Este é outro ponto polêmico entre os professores. A ideia de que aluno em sala
de aula implica em qualidade e resultados positivos na educação é equivocada.
Sugiro repensar a rotina escolar com atividades mescladas, em sala e
extra-classe; Muitos professores reclamam do fim dos Praec’s, neste caso, dar
aos professores a oportunidades de realizarem projetos pedagógicos remunerados
no contraturno me parece uma boa sugestão; é preciso desconstruir a ideia de
escola como depósito de filhos, escola é espaço de educação, para tanto precisa
de estrutura e organização.
2. Ações mediatas;
a) Criação
de uma comissão Estado/Município e sociedade civil para propor e
implantar mudanças no modelo de educação rumo a uma Educação Humanista com
bases na igualdade de oportunidades.
Para ser mais claro e propositivo, creio ser importante propor um calendário
fixo, dentro do próprio calendário escolar para os encontros dessa comissão.
Poderiam ser semestrais e contar como dias letivos.
b) Definição
em lei de um vencimento básico para o professor no valor de ..... para garantir
uma qualidade de vida mínima para o professor.
c) Incentivo
a formação e qualificação profissional continuada.
A parceria com universidades e centro de pesquisa é imprescindível, muitos
professores criticam a precariedade do NTE.
d) Criação
de um Programa “Saúde do Professor”;
Importantíssimo. É interessante ir em busca de dados estatísticos a respeito
desta demanda.
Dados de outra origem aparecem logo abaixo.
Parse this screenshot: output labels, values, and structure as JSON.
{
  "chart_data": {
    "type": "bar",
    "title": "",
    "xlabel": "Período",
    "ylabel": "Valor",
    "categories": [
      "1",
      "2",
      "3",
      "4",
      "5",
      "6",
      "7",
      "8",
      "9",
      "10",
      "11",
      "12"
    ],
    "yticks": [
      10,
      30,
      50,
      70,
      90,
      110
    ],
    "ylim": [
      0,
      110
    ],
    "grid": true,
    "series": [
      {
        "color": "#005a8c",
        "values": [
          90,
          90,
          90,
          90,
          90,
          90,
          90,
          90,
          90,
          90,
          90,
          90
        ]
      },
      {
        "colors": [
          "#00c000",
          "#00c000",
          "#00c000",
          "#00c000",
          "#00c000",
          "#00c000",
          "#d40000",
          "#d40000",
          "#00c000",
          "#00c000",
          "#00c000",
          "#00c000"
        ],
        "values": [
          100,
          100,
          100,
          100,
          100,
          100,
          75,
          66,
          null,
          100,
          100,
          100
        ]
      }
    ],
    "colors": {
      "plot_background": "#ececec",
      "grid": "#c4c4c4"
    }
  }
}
Me parece que há uma quantidade considerável de professores que
se afastam por questões de saúde, principalmente de ordem psicológica.
Sugestões de acréscimo nos pontos apresentados:
e) Estimular a participação discente, familiar e
comunitária; Criação e fomento aos grêmios estudantis e associação de pais e
mestres;
f) Atualizar currículo escolar com temáticas latentes: Relações de gênero,
orientação sexual, raça e etnia, religiosidade.
g) Criar ambiente virtual de
aprendizagem disponível para todos os alunos no Estado (AVA);
- Na atualidade o espaço escolar representa apenas uma parcela do espaço de
aprendizagem dos alunos, e necessário avançar e ocupar o espaço virtual para
oferecer aos alunos uma formação ampla, presente e contínua; Sugiro criar um
Núcleo Escolar Virtual;
h) Criar um fundo de emergência a ser usado pelas escolas para situações em que
não há como esperar os processos regulares de aplicação de recursos; Sugiro um
departamento plantonista na seduc e um plano de utilização destes recursos;
i) Criar um Núcleo de Excelência
Esportiva;
Há uma demanda latente a respeito da formação de atletas, especialmente após a
Copa do Mundo, há muito abandonada pelo Estado. É necessário retomar este
trabalho.
j) Incluir serviços não pagáveis por recurso escolar nos itens financiáveis,
tais como: internet, telefonia fixa e móvel, mão-de-obra (eletricistas, pintos,
pedreiro, etc.). Sugiro criar departamento de manutenção por regionais
(subsecretarias).
k) CONCURSO
- Faz 4 anos que não há concurso para a pasta da educação; É necessário conter
a política de contratos temporários que contradiz a valorização profissional e
a qualidade de ensino.
l) Valorização dos contratos;
- Equiparação salarial de efetivos e contratos conforme nível de formação; (Em
outros estados, como no Tocantins não diferencial de tabela salarial)
- Garantias trabalhistas iguais a de efetivos, como férias e recessos;
m) Agilidade no pagamento de erros salariais; Sugiro um dispositivo legal para
pagamento em folha complementar sempre que houver erro;
Há muitos outros assuntos que
precisamos pensar e discutir a respeito, como: Lanche escolar (os alunos
reclamam muito da qualidade), promoção automática (a reprovação não pode ser
impedida); assinatura de progressão horizontal (o governador sempre demorar para
assinar); violência na escola e ao redor; Etc.